I am a newly graduated (Dec) RN and I have accepted a full-time position with my California bay area-ish regional trauma center in the twenty-something bed general ICU. I have hospital orientation next week and have already signed my contract!
So I am super excited and pretty thankful to have a job especially when only about a third of my graduating cohort has jobs.
I will have about 40% trauma plus sepsis, hearts and other mixed diagnosis patients.
I guess I am just looking for some helpful tips from people who are or were New Grads in a critical care setting.
What are your common ICU drugs for a not-large mixed ICU? What are your common diagnoses?
I have a strong background in patient care, but not necessarily in optimism and- uggh- I see a lot of other new grads on this forum struggle.
Thanks in advance for any help you may be able to provide,
Mar 9, '11
Have you been to icufaqs.org? It is definitely an excellent resource for new ICU nurses, it lists a lot of the common drugs, explains labs, A lines, PA lines, etc. It's definitely a good starting point
And congratulations on your job! You should be very proud to obtain a position in what is probably the hardest part of the country to obtain a job, and it's hard everywhere.
Mar 9, '11
Congratulations on your job! It is but normal to have this anxiety of yours...I am sure your seniors at work will gladly help you out.
Mar 10, '11
I was a new grad about 4 yrs ago, and took a position at a community hospital IMCU/CCU. The CCU is a 12 bed unit that takes all critical pts that require pressors or intubation. This was the first time the unit has ever taken a new grad with no experience onto the floor. They hired 3 new grads that first year and I am the only one who stayed with CCU.
My orientation included: 3 months on the ortho floor, just to get a feel for the computer system and gain some basic skills (since I did 6 wk clinical at this hospital, computer system was easy). After 3 months I started on my unit. That orientation incuded ECCO (from AACN), 2 class days (with unit educator which discussed EKG, Meds, and Labs, etc), and on floor with preceptor 2 days per week, this lasted for 3 months also. Then i went to nights and got 1-2 weeks orientation to learn night time routines. Nights is the best for new nurses cause I feel it gives you more time to read through pts charts completely and we have an APRN on some nights who take time to educate. Also, there are less people around so you have more chances to be involved during procedures and codes.

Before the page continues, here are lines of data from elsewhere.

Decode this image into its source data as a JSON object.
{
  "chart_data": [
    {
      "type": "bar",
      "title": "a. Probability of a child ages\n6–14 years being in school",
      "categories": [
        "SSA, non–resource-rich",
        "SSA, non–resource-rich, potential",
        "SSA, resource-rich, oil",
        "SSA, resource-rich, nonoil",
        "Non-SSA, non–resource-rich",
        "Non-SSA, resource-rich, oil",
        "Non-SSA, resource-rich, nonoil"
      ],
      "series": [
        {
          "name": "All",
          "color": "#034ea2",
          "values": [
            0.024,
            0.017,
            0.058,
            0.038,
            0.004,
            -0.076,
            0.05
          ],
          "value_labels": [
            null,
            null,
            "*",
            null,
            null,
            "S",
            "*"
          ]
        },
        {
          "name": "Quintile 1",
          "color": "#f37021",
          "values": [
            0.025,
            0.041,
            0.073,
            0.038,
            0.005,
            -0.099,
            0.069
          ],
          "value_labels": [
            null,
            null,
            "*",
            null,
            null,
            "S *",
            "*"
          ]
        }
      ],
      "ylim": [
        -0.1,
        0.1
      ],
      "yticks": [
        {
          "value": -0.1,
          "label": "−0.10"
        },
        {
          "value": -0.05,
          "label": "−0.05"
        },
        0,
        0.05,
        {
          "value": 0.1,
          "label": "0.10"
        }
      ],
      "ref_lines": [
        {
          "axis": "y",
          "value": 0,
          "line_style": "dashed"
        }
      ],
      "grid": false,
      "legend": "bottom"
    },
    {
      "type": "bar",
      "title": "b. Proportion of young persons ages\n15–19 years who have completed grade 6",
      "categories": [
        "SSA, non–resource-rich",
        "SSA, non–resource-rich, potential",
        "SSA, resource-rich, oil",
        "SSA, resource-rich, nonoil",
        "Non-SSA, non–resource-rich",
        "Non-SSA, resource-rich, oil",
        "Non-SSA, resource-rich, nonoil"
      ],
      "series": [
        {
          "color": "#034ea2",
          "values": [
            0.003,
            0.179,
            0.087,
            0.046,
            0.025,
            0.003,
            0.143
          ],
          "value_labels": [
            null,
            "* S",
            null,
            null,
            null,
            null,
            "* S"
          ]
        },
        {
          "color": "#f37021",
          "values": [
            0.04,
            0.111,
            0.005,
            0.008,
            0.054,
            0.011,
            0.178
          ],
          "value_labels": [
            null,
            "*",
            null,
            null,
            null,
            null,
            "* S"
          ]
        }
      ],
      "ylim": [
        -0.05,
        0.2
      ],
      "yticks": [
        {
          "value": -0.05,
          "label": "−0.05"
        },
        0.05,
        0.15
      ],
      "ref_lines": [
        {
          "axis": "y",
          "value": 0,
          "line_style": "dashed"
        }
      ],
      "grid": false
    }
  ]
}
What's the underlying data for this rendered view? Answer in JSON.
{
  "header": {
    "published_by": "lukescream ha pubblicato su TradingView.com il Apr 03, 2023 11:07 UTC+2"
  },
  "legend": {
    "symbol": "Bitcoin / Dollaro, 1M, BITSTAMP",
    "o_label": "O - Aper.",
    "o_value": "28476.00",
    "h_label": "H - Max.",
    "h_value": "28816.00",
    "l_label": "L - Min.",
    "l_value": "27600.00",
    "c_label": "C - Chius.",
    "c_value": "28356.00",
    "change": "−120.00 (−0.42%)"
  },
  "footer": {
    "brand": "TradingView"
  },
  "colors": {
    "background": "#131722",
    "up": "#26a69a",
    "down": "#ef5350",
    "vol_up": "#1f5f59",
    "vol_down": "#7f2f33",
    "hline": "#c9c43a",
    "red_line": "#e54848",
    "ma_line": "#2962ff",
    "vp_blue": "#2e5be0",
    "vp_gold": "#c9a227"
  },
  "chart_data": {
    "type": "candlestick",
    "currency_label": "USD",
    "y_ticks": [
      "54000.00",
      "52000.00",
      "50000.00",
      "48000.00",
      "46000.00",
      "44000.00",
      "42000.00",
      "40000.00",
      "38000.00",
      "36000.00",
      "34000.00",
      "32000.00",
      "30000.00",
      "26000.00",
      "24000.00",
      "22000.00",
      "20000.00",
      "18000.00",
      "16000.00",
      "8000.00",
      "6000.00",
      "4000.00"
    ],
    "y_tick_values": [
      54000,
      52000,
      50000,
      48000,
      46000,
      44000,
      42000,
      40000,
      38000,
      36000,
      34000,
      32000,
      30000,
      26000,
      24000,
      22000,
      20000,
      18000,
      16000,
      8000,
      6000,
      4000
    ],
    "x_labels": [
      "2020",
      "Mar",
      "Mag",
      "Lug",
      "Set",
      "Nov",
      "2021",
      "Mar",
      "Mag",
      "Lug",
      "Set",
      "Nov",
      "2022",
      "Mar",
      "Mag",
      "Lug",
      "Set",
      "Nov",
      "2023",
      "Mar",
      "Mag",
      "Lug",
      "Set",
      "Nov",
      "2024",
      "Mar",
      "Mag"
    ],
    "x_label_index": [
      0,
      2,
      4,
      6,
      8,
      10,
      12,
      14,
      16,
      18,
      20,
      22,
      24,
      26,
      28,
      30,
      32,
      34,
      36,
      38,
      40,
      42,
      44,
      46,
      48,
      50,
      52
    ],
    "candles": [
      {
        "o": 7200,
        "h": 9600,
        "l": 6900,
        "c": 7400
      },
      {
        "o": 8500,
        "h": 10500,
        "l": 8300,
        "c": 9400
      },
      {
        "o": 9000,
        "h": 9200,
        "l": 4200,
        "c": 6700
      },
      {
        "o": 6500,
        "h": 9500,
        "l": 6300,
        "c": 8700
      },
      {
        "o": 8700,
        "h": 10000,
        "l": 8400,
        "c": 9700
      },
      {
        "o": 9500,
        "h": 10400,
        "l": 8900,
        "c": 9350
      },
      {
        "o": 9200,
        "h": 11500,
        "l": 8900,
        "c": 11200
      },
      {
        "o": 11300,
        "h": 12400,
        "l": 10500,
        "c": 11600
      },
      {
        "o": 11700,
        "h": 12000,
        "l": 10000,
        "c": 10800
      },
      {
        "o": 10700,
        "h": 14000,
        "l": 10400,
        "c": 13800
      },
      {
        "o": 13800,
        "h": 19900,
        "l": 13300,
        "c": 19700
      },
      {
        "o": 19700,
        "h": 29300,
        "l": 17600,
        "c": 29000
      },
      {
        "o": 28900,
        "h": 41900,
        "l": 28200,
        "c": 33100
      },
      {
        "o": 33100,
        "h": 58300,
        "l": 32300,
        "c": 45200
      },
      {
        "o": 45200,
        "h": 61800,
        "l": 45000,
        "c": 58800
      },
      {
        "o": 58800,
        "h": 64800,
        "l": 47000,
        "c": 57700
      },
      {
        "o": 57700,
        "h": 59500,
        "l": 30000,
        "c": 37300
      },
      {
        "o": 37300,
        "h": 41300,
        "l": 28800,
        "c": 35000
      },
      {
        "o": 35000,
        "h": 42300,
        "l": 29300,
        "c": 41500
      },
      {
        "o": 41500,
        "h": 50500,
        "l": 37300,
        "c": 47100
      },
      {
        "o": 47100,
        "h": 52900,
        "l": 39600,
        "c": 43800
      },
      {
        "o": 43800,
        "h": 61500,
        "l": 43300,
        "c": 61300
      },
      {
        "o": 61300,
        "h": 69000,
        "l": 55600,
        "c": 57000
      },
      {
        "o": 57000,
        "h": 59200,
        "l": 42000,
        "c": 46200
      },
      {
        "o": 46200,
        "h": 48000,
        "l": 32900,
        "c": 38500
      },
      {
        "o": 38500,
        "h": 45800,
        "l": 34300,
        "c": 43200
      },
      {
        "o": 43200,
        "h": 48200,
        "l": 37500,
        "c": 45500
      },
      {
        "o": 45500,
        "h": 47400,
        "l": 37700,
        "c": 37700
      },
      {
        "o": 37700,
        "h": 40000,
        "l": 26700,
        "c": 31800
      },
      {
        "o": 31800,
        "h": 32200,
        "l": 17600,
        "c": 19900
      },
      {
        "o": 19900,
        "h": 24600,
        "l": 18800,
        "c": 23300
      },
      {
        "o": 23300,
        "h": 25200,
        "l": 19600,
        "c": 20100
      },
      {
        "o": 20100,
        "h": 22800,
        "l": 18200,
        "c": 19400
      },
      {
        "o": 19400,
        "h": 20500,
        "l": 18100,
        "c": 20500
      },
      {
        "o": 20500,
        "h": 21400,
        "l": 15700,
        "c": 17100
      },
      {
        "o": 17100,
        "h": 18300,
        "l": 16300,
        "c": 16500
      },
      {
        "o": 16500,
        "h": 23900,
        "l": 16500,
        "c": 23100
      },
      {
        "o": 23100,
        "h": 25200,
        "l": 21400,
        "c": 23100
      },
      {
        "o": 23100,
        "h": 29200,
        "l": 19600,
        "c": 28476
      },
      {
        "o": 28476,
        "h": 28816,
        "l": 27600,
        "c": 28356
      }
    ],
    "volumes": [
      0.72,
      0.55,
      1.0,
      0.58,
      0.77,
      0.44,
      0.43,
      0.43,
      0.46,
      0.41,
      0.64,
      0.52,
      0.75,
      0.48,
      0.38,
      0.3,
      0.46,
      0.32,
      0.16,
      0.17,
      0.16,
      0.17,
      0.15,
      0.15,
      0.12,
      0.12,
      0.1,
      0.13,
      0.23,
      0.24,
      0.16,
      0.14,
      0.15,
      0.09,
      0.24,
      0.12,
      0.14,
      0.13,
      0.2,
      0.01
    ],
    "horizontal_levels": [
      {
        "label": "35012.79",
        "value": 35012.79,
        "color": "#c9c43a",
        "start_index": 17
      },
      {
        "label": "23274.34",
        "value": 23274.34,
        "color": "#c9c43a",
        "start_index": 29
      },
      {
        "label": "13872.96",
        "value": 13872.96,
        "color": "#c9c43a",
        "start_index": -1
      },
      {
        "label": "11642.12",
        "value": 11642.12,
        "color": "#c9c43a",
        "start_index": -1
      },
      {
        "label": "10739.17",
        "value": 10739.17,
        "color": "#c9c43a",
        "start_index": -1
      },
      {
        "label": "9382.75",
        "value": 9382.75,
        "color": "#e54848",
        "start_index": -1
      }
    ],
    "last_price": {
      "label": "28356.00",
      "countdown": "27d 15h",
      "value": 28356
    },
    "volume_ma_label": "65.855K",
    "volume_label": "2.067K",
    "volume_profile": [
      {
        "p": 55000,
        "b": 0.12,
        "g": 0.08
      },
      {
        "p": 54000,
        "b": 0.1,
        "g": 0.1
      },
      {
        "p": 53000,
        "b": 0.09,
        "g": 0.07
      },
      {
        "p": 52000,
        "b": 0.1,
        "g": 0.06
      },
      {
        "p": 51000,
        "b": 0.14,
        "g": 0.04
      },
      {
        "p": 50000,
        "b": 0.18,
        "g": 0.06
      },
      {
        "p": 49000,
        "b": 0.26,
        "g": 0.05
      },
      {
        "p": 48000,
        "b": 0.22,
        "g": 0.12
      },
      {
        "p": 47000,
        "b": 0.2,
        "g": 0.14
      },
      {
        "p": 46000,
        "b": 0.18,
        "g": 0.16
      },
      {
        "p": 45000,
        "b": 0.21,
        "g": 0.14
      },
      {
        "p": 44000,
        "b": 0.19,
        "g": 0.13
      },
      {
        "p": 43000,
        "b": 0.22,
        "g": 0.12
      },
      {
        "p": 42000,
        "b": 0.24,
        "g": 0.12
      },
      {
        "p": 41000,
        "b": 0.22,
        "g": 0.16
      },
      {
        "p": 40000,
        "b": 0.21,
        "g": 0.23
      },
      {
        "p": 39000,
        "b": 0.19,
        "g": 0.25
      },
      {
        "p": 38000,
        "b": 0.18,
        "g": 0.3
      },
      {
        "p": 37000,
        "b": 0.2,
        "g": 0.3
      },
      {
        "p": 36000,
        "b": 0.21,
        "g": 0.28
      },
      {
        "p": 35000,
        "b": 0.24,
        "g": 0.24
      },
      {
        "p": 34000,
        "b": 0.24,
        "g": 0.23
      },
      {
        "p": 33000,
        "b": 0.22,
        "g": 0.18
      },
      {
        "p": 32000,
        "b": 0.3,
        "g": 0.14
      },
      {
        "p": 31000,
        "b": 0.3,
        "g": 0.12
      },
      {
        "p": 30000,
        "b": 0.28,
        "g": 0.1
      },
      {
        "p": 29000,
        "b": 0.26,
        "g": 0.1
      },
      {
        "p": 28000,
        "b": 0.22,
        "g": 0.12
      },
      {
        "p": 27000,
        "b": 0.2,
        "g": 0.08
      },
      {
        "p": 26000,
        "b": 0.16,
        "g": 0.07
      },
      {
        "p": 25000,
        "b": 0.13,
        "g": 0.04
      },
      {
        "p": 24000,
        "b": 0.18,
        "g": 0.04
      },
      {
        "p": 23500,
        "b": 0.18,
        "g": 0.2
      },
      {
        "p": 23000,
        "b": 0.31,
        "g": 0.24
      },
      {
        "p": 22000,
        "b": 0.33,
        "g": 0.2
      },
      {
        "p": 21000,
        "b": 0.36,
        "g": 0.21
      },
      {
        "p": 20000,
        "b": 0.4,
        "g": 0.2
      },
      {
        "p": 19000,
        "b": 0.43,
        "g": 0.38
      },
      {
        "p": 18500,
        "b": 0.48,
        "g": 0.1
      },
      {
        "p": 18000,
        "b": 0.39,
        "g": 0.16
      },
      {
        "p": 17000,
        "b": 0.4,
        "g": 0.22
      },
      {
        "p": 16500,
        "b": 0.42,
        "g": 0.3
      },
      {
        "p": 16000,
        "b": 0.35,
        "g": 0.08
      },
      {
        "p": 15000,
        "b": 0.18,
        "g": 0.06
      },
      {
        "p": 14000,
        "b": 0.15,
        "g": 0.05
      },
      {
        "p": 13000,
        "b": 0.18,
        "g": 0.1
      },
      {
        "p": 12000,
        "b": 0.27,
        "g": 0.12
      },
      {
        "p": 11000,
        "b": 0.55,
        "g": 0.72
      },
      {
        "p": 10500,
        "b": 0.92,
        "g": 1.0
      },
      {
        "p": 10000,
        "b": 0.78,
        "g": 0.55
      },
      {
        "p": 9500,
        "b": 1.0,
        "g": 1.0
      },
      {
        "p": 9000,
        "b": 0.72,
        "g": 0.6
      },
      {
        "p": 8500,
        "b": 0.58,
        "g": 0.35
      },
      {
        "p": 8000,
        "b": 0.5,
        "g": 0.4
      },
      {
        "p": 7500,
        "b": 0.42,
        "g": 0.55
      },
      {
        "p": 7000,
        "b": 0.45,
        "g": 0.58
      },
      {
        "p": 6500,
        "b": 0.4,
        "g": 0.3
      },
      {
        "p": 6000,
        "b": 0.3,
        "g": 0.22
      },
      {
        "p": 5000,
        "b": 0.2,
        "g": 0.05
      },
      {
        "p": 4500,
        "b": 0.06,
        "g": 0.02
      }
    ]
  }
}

With all that orientation, I still feel for me the best way I learned and grew was to be hands on. My advice to you is get involved in all the codes and ask a lot of quetions. I ask doctors why they ordered certain meds or labs, and most have no problems educating. I also would go home and research a disease or diagnosis that I might have encountered that day. The other RNs are also get resources to get information from and most are willing to help out.
Good luck with your new adventure and just remember to continue to educate yourself. Studing doesn't stop just cause your not in school any more.
Nov 2, '11
Here's a story about the attitudes a new nurse working in an ICU might encounter:
It takes persistence, but after a while you do develop a thicker skin and more confidence. As you probably know by now...
Nov 10, '11
I hope to one day soon call myself an ICU RN. I'm interviewing as a new grad, too. There's some great stuff on this thread. Thanks.